SOS table (ie who's had the hardest fixtures so far):
SOV table (ie how good are the teams you've got points against):
Plus a bonus SOV minus SOS table (ie who's making it most difficult for themselves by beating good teams but dropping bad performances against bad teams):
My personal interpretation of this third table is that the teams placed higher are harder to predict how the rest of their season will unfold, teams lower are more predictable and are likely to have found their natural level after nine games because they're putting together points against teams worse than them and dropping points to teams better than them.
That's about the most unpredictable thing ever.

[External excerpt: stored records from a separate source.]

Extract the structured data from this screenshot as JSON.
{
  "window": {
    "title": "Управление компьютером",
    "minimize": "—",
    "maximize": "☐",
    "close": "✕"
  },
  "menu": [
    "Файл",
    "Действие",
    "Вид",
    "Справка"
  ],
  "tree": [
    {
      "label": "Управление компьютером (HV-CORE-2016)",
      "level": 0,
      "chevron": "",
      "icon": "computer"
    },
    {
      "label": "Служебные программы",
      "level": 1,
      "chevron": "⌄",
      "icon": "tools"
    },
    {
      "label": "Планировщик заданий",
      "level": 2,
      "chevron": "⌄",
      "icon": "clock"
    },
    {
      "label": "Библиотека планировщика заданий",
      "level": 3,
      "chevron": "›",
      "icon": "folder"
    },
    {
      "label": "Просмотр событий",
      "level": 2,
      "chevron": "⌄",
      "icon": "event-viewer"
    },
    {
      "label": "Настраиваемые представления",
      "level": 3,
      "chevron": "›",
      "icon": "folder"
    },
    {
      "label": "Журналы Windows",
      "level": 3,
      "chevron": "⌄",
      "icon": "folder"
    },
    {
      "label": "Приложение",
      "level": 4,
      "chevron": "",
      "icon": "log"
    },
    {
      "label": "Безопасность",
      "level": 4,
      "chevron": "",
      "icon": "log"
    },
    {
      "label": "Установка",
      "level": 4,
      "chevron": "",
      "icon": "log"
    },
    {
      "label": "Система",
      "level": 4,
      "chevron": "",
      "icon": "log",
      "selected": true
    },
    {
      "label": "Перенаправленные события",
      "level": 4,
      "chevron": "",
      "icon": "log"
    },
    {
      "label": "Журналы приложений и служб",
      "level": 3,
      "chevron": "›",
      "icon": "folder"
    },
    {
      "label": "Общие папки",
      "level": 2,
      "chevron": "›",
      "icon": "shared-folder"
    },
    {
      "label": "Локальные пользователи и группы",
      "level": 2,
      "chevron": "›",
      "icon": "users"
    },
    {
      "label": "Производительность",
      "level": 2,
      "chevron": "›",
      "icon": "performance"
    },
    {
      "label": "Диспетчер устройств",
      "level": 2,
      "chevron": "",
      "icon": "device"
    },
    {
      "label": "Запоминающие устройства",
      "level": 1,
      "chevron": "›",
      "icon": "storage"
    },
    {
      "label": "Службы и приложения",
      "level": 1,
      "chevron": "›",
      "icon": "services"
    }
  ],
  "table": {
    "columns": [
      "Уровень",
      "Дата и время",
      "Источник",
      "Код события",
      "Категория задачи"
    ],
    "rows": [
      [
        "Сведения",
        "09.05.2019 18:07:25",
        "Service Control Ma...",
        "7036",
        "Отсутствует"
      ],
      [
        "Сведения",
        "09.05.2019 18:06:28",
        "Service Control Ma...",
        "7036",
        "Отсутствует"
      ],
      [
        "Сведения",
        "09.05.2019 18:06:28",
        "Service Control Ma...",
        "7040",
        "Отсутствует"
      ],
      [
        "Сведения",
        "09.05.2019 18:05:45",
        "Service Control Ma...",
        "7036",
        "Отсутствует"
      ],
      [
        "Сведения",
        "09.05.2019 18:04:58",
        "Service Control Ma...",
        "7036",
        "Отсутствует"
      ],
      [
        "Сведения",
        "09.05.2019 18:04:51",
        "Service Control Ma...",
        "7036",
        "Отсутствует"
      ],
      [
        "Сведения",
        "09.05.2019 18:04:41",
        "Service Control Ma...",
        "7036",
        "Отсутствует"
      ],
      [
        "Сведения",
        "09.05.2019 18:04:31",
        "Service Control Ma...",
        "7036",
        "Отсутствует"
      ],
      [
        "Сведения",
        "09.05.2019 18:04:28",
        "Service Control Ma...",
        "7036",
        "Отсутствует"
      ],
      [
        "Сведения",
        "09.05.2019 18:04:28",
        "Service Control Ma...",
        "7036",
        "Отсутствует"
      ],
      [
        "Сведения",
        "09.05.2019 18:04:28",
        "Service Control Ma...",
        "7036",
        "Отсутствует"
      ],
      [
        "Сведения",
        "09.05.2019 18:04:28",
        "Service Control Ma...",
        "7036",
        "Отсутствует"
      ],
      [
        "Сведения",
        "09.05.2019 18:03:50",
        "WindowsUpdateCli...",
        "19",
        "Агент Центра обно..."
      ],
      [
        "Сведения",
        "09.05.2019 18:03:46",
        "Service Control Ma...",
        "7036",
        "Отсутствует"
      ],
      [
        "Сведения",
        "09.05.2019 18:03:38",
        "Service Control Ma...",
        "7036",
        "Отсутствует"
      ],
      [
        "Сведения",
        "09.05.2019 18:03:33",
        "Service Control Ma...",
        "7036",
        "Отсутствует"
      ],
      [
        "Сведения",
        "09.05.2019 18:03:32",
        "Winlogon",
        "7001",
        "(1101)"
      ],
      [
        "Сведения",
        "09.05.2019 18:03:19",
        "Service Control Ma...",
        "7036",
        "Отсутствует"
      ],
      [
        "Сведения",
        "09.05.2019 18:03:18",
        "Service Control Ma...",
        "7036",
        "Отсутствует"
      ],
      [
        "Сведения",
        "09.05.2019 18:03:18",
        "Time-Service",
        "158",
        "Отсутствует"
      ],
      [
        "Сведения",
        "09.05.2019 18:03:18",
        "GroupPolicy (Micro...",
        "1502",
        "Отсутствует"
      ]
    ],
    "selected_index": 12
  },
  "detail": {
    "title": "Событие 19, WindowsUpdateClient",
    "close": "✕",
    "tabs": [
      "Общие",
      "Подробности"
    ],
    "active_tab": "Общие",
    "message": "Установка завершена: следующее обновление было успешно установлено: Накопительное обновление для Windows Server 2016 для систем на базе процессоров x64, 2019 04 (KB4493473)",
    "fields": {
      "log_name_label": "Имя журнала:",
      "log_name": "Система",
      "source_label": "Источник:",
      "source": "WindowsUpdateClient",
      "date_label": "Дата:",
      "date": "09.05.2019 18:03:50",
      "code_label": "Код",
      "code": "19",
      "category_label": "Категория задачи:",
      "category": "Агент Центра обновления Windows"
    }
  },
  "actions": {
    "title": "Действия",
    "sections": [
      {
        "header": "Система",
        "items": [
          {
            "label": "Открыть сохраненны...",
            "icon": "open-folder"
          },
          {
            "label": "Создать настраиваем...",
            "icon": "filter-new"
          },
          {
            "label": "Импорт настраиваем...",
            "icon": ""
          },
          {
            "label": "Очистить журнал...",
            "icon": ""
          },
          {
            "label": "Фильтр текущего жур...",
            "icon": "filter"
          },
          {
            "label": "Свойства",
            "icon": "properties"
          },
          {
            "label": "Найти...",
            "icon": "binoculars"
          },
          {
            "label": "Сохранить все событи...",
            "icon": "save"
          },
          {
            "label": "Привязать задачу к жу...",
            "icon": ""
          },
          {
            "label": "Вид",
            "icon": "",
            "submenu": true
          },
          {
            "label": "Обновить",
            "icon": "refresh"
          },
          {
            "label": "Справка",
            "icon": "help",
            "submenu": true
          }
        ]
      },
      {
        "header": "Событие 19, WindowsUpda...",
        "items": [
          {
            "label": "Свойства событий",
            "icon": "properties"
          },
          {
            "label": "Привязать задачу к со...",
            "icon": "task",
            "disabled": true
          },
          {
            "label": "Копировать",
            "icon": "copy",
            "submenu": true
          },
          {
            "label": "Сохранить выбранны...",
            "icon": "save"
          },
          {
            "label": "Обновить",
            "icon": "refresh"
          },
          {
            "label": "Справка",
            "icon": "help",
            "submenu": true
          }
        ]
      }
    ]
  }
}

The strength of victory less so, as it only considers victories - a single total outlier victory against a top side will provide a wholly skewed result, by taking no allowance of the other games against even the weakest opposition. As if we'd recognise that sort of scenario
SOS aims to get around that problem by collecting the wins, draws and losses of all nine of, for example, Charlton's opponents. By looking at the W/D/L column of the league table, you can find that the nine teams Charlton have faced have collectively won 33 games, drawn 22 and lost 26 (81 total games from 9 opponents who played 9 games each). This is clearly a better record of results than for example Exeter's opponents who have collectively won 24 games, drawn 21 and lost 36 across 81 games so far.
But giving each team a string of numbers like 33/22/26 or 24/21/36 is weird and hard to compare, so you need to standardize that somehow to put into a neat table or graph.
We do that by taking (in Charlton's example) the 33 wins plus half of the 22 draws and dividing by the total number of games, 81, to pull together a number that represents how good the 9 teams faced are. 44/81 = 0.543. For Exeter, the number is 34.5/81 = 0.426. This is why, once everyone has played each other, everyone's number will converge the middle around Christmas, and then teams will begin to spread through January and February, finally coming together for a second time when everyone has played each other twice by the end of May.
The fun thing with stats and numbers is that you can always find new ways to look at the data and so after thinking a bit more about your post, I've created a SOS-1 table (can't think of a better name) where we discount the results obtained against your team. For example, where Charlton's opponents record was previously 33/22/26 for SOS, removing results achieved against Charlton gives us new inputs of 31/17/24 for SOS-1.
Here is what that SOS-1 table looks like:
Hopefully this satisfies those who dislike the inclusion of direct results and the effect they might be having on the scoring method.
By using W/D/L data from last season, I found that SOS-1 ratings do get close to 0.500 and crucially you can prove that higher SOS-1 values align almost exactly with end of season league position. For example, Wigan's end of season SOS-1 value was 0.509 while Crewe's was 0.489. Charlton in 13th had an SOS-1 value of 0.498.
Your last six games could be the best, or worst, 6 teams but if you had a rolling 6 games SOV you would actually have a good idea how "in form", or not, a team really are.
To take that further and to a simpler place you could convert the SOS-1 chart to a simple average points per game of teams faced / average points per game of teams yet to face. This would cause some movements to the SOS-1 table as it weights draws as 1 point Vs a share of points.